Une bande dessinée qui laisse perplexe et dont on ne sort pas indemne. Dans la forme, elle s'apparente à une oeuvre pour la jeunesse, et je l'ai prise sans me méfier, m'attendant à des fées, des gnomes et un monde merveilleux. J'avais raison, il y avait bien tout ça. Dans son palais, la princesse Aurore prend le goûter avec son prince charmant, mais tout à coup, les murs coulent et s'effondrent sur eux ! Sur la page suivante, on les voit émerger du cadavre d'une petite fille, allongée dans la forêt. Comment est-elle arrivée là ? On l'ignore.
Ce moment de l'histoire illustre bien le ton de l'album : le merveilleux, le tout beau tout propre n'est qu'une façade. Souvent ce qui est mignon est issu de la fange. Ainsi, les mignons petits personnages évoluent autour du cadavre pourrissant de la fillette dont ils sont issus (certaines images sont même un peu dégueulasses, il faut bien le dire...). L'une d'eux, à qui il manque visiblement une case, pousse même la folie jusqu'à se nourrir du corps en décomposition et des asticots.

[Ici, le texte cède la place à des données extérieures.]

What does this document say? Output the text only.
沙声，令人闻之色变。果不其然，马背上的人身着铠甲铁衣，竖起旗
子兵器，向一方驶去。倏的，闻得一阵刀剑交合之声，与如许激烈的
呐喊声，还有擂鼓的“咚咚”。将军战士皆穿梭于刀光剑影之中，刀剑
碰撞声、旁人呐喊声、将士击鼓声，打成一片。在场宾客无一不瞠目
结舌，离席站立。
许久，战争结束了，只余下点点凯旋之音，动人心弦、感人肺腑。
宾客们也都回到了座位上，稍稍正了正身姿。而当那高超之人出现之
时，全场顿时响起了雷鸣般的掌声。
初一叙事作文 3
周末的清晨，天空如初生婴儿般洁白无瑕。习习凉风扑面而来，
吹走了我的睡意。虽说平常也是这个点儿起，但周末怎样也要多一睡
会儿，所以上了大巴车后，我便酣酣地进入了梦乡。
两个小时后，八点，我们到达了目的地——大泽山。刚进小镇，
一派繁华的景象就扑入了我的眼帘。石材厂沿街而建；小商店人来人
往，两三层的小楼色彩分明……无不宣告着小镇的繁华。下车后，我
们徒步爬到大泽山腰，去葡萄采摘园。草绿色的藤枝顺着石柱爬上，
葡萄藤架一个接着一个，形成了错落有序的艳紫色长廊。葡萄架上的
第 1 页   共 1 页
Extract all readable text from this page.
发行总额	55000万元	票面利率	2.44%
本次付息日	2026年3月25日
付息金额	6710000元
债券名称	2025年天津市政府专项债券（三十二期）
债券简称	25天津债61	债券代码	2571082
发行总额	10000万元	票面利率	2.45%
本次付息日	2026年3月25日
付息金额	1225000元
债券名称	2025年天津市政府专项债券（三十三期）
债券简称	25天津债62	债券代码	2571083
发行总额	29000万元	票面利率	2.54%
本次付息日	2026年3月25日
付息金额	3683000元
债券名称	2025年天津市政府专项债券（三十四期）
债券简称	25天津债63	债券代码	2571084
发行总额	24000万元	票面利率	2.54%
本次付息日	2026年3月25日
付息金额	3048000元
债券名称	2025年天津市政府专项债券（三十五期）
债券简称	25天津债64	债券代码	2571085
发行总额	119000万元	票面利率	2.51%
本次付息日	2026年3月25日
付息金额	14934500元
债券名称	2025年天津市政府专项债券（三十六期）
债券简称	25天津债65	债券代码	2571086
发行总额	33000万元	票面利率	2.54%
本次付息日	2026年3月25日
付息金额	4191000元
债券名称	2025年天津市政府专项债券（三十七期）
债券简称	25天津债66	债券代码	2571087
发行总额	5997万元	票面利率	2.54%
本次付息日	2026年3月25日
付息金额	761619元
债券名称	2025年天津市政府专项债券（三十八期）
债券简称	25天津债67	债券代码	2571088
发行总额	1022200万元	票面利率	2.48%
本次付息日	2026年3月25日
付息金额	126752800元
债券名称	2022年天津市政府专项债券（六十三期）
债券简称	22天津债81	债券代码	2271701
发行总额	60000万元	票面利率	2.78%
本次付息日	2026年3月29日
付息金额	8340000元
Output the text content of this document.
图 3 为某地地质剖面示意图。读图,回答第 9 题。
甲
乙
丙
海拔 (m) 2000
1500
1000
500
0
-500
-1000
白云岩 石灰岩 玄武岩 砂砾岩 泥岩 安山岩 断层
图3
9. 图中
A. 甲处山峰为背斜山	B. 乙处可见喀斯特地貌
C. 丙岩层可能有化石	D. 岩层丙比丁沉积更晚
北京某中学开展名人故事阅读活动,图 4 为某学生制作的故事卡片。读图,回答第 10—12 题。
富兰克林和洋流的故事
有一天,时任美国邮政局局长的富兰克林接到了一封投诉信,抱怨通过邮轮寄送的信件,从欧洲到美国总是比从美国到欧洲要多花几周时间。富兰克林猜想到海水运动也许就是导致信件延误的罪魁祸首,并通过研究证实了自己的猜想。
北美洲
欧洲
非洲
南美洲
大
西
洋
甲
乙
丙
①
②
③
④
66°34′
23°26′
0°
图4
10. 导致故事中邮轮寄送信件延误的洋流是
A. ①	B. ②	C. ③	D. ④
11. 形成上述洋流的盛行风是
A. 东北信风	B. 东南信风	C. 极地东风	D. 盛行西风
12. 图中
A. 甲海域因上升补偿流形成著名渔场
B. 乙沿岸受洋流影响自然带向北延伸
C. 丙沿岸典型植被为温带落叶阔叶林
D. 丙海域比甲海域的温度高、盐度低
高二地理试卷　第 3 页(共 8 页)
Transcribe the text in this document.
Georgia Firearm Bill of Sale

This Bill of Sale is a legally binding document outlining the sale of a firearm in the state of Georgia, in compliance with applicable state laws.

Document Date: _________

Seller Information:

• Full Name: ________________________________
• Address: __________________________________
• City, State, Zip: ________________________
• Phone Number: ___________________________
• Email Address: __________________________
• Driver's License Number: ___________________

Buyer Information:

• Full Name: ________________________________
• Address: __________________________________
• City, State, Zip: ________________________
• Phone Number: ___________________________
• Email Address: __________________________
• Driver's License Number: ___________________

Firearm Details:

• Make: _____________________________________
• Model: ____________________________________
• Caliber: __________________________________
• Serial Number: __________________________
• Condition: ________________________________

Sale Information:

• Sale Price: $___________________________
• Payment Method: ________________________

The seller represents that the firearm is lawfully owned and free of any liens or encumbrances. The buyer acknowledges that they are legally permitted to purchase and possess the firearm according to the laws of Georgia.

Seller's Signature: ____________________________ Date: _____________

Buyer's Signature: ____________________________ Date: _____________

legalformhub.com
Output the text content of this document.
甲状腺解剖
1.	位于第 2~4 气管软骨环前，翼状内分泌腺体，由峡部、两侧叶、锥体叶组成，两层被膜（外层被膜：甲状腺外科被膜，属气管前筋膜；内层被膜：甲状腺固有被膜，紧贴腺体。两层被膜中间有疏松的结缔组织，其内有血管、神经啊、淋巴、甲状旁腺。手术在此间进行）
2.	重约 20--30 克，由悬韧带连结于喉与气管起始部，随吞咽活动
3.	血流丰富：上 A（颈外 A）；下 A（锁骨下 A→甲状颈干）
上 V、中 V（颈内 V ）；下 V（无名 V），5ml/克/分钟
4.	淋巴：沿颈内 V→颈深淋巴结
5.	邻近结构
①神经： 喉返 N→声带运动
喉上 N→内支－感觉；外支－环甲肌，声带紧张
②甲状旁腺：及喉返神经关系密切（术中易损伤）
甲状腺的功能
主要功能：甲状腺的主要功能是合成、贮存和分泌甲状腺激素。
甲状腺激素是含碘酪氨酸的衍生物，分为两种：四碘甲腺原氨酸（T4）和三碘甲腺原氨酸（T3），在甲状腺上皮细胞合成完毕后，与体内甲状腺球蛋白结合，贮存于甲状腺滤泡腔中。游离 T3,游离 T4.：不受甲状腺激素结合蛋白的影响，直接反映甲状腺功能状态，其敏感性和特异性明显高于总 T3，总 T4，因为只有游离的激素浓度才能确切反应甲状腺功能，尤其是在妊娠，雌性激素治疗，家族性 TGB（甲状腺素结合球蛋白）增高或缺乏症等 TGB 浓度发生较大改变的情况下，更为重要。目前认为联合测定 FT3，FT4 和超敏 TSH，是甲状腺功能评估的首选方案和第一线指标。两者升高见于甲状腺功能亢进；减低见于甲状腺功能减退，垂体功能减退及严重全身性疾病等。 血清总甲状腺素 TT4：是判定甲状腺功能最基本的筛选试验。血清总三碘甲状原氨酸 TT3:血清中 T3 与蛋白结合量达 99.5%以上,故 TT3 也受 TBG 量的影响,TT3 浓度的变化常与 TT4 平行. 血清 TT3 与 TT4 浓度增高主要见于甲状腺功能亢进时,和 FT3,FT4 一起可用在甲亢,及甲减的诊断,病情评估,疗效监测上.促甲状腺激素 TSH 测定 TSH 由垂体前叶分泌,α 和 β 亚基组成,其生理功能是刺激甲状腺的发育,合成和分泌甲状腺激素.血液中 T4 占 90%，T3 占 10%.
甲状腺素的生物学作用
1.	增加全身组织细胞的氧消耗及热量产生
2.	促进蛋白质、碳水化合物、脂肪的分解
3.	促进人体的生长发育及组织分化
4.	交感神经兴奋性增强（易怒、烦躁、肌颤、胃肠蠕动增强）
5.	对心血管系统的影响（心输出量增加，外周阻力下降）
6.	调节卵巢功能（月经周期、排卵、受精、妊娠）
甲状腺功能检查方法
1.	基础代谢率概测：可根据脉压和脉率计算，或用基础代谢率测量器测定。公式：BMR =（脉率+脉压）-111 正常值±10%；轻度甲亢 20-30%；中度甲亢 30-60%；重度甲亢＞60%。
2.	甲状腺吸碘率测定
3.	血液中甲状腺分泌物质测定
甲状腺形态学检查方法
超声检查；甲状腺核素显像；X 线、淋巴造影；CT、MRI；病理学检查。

Dans cet univers loufoque, les personnages vont s'organiser pour survivre dans la nature autour d'Aurore, la plus dévouée de tous. Privés de l'abri bien chaud du corps de la petite morte, ils devront faire face aux animaux de la forêt, au froid, au manque de nourriture... Et surtout aux tensions que ces conditions de vie ne manquent pas de générer !
Leur cruauté est aveugle. Comme celle d'un enfant qui brise les pattes d'un oiseau. Je me rappelle en particulier le moment où Aurore crève les yeux d'une souris avec ses pouces pour je ne sais plus quelle raison (je crois que c'était parce qu'elle avait mangé ses provisions). En plus d'être cruels comme des enfants, ils sont tout aussi égoïstes : Aurore se démène pour eux et ils ne sont jamais satisfaits. Pire, ils la critiquent et lui tournent le dos dès qu'ils ont une occasion.
Cette bande dessinée a visiblement un sens caché. Quelle est la signification de ces lilliputiens qui s'échappent du corps d'une petite fille morte dans la forêt (sûrement violée ou au moins assassinée par un pervers) ? Représentent-ils ses rêves d'enfant ou son âme innocente ? (Pas si innocente que ça, au final). Autre question spoil : le bûcheron qu'Aurore choisira comme prince charmant à la toute fin du livre est-il celui qui a tué la fillette ? J'en suis persuadée. Ce serait bien en accord avec le ton du livre.
Personnellement, je n'ai pas aimé. C'est dérangeant. En refermant l'album, je me sentais mal, un peu nauséeuse. J'aime bien certaines atmosphères sombres, mais là c'était malsain.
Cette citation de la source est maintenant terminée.